The high ambient temps are going to be an issue...you have to have a jacketed conical, and you'd do well to insulate the legs and any parts of pieces that stick out.
All those things--handles, ports, legs, chiller ports--act as reverse radiators, drawing ambient heat into the fermenter. You're going to need a glycol chiller to be able to combat that, in addition to whatever insulation you might be able to add.
One other possibility is this: you can build a small "closet" inside which you place the fermenter. The coolness lost to normal processes will cool that "closet" to temps lower than ambient, and that will help. I found that 2' sections of hardboard (what pegboard is made from with the holes) will do that. Pieces of 2x2 on the corners to screw to, maybe some 1" foam board insulation inside, and you have a more moderate environment in which to chill.
Here's something I did; you can see the black chiller lines coming into the box from the upper right where they exit the camoflage refrigerator:
I have the Spike CF10 with the temp kit, running off my home-made refrigerator/freezer chiller. It's not enough of a chiller to do the job--I have a Penguin on the way--so to try to make up for that I built the thing you see in the pic above.
The sides are 4' high, 2' wide, and then a 1-foot "cap" on top.
FWIW: My ambient on hot days is in the mid-to-upper 80s. Just too hot for my homemade chiller. So the idea behind the "closet" was for me to put a window airconditioner in, and direct the cold air flow into the "closet" through a hole in the "cap." This dropped ambient to the 50s, which helped. My design above used actual 1/4" pegboard for the sides, so the air would be able to flow through and out those holes. If just for insulation, I'd have not used pegboard, I'd have used regular hardboard. Of course, plywood, osb, any sheet good would work.
In the end, my homemade chiller wasn't able to get temps down to where I wanted--my goal is 32--and it just wasn't enough. Several reasons related to the design of my chiller, which is more than able to manage ale fermentation temps in a warm garage. But I want to cold-crash low, and it just couldn't do it.

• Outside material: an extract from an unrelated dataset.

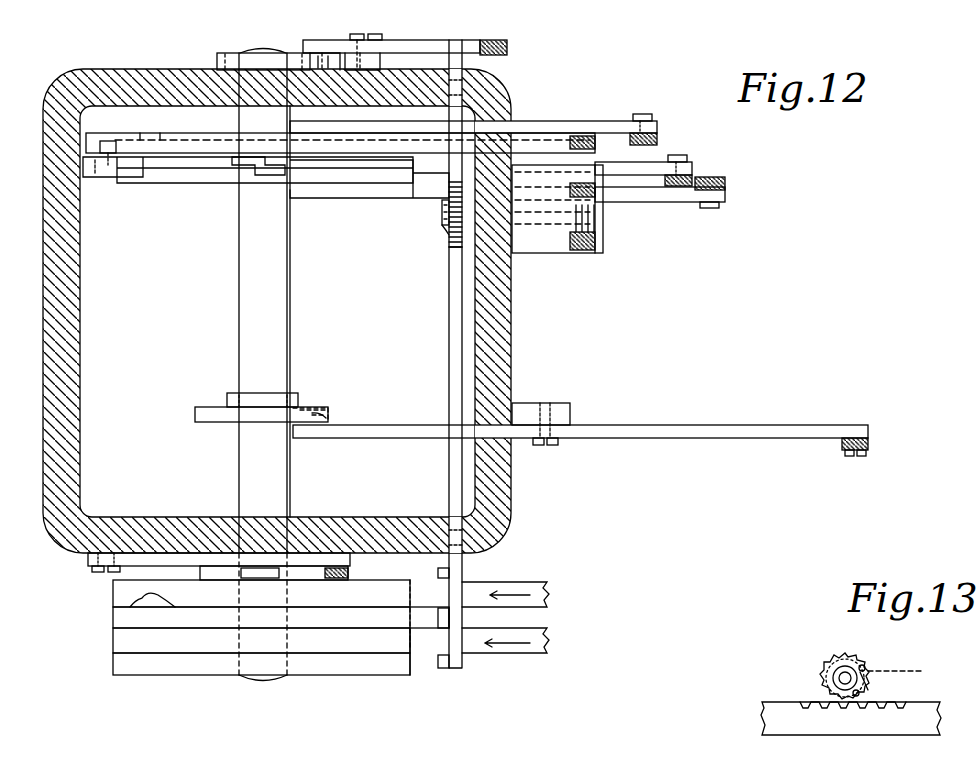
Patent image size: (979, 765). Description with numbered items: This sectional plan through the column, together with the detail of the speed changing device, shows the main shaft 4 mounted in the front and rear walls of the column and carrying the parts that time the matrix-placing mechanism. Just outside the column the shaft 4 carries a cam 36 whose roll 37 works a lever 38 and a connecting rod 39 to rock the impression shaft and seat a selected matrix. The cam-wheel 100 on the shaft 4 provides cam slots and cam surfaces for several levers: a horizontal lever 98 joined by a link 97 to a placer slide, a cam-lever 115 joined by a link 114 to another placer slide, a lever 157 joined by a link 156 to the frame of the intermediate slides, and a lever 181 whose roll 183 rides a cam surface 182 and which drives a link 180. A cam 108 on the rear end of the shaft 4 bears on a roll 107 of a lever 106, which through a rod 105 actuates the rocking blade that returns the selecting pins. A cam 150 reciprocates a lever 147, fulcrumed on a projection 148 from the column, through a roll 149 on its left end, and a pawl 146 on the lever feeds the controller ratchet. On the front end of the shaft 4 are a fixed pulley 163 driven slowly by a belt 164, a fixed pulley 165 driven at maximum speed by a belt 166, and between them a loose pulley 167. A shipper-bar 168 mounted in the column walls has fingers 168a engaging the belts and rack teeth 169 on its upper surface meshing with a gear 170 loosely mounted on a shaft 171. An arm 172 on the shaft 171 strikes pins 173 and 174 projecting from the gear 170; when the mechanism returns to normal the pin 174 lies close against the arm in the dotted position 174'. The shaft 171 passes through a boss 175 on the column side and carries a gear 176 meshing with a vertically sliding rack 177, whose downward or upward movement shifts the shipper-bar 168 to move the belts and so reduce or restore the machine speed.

Hence the Penguin. If you're getting the sense I'm suggesting you're going to need one, well, I am. You are. But given the ambient temps where you live, I think you also may need something to isolate that fermenter from ambient as much as you can, and you're still going to need to insulate the "pieces" sucking heat into the fermenter as much as you can.
This is going to apply no matter which fermenter you buy. Good luck! Loving my conical. You will love yours.